The AHEC board vote will hold the land for two years to save Martinez and Barela Rivera from having to find a location and allow them to focus on fundraising.

"All the option will do is promise from us not to sell the land for two years," explained Mascareñaz during the meeting. "We're going for the full two years to give the museum plenty of time to ramp up on its fundraising and its design."

Barela Rivera says she and Martinez are trying to raise upwards of $21 million to build the museum. So far, the two have $3 million in commitments from Colorado Health and the Salazar Family foundations for capital costs. According to Barela Rivera, it's going to take at least two more years to collect the remaining $18 million, but the $21 million is just an early estimate that "may be less, may be more" as the project moves along, she says.

"It's really hard to tell how much it's going to cost. I'm just giving you an approximate amount, not an exact amount, of what we think it might take," she says. "We really want to focus on starting to build and create this project. To actually start building and creating this, it's going to take time and money and a lot of expertise."


Down the Line: Plans for Future Planning

Now that Barela Rivera and Martinez have an idea of where the museum will be built, they expect an easier time pitching the idea to potential funders, Barela Rivera says. The land is at the intersection of a popular entertainment center and the city's largest college campus, which are both heavily trafficked. It also helps that the 40,000 students on the Auraria Campus — which includes the University of Colorado Denver, Metropolitan State University of Denver and the Community College of Denver — are about 33 percent Hispanic, according to Barela Rivera.

"It's a perfect location. You've got Auraria Parkway right there. You've got Ball Arena, the three universities. The thing that's really important is the location," Barela Rivera says. "If you're in real estate, the most important thing is location, location, location. Now that we have the property, we're going to fundraise for the building on the promise that it will be valuable to everyone."

The two will also work on generating more small, individual donations from Coloradans, according to Barela Rivera. "We're going to ask everyone to donate," she says. "Even if it's $10 or $5, we don't care. It's every and any amount that hopefully people will donate. It's not always big donations. It's going to be just like a campaign."

The museum has no clear timeline for completion, but construction is not slated to start anytime soon: The museum's developer will make the call on when the Hispanic History Museum breaks ground and opens it doors, according to Barela Rivera, and no developer is in place. She and Martinez are only focused on getting the ball rolling.

"I wish I could give you a finite date," Barela Rivera says. "That's really up to the developers and the builders."

As they move further along in the project, Barela Rivera and Martinez will hand over more planning decisions to a museum board with two dozen people from different parts of Colorado, including the San Luis Valley, Denver and Fort Collins. The board members will be divided into subcommittees, with each focusing on different aspects of the museum's design.

The board, though still lacking a member to represent Colorado Springs, has already met twice, on April 20 and 29. At the end of July, the board will meet again and begin the strategic plan for the museum and lay out "all of the steps and what is going to happen on the different committees," Barela Rivera says. 

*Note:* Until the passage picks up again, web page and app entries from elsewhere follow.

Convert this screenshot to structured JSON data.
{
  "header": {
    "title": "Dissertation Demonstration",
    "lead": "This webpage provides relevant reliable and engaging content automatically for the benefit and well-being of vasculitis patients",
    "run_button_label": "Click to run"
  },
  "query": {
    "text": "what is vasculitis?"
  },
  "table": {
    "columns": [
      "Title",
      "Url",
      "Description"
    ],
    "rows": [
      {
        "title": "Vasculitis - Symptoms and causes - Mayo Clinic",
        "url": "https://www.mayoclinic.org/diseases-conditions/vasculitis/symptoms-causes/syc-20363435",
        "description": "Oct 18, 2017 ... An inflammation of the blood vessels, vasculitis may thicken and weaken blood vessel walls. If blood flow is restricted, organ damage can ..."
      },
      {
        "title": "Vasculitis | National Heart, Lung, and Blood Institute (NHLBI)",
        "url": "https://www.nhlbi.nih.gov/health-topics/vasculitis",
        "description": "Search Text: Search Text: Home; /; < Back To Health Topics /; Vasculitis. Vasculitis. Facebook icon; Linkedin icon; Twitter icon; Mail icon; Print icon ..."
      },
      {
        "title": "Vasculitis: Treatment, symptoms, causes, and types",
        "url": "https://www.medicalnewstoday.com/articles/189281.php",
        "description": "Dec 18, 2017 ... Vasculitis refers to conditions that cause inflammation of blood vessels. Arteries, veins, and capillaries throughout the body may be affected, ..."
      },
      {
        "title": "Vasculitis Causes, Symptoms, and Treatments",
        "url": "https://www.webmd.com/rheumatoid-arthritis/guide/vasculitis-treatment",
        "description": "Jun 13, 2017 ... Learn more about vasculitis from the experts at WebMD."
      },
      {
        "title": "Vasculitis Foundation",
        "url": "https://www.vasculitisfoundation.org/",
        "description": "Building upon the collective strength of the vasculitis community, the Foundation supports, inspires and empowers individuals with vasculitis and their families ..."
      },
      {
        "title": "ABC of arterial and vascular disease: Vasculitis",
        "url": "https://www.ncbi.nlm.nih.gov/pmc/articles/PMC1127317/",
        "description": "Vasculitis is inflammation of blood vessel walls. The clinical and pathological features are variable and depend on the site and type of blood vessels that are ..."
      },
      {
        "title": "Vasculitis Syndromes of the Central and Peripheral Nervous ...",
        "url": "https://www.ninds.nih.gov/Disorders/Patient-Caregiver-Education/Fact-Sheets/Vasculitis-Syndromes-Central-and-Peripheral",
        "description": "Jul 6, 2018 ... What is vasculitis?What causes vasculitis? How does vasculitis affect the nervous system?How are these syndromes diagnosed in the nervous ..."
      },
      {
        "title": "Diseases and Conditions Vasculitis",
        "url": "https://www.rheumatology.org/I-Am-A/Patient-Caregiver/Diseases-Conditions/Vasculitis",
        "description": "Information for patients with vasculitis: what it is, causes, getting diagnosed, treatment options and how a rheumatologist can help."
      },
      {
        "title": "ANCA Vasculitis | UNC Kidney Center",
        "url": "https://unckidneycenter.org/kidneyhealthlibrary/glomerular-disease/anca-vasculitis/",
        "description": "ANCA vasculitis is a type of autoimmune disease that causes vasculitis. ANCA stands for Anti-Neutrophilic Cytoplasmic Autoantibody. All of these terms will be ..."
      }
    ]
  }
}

She boasts that the museum has the support of Polis and hundreds of Hispanic Coloradans whom she and Martinez met while driving around the state to do their own listening sessions.  

"We have 500 to 600 supporters right now that have given us their names and said that they would like to be a part of this whole process," Barela Rivera says. "This is really a legacy for our children and our communities of color, particularly those three communities I talked about. It's a piece of pride that we all take in people knowing the real history of the state."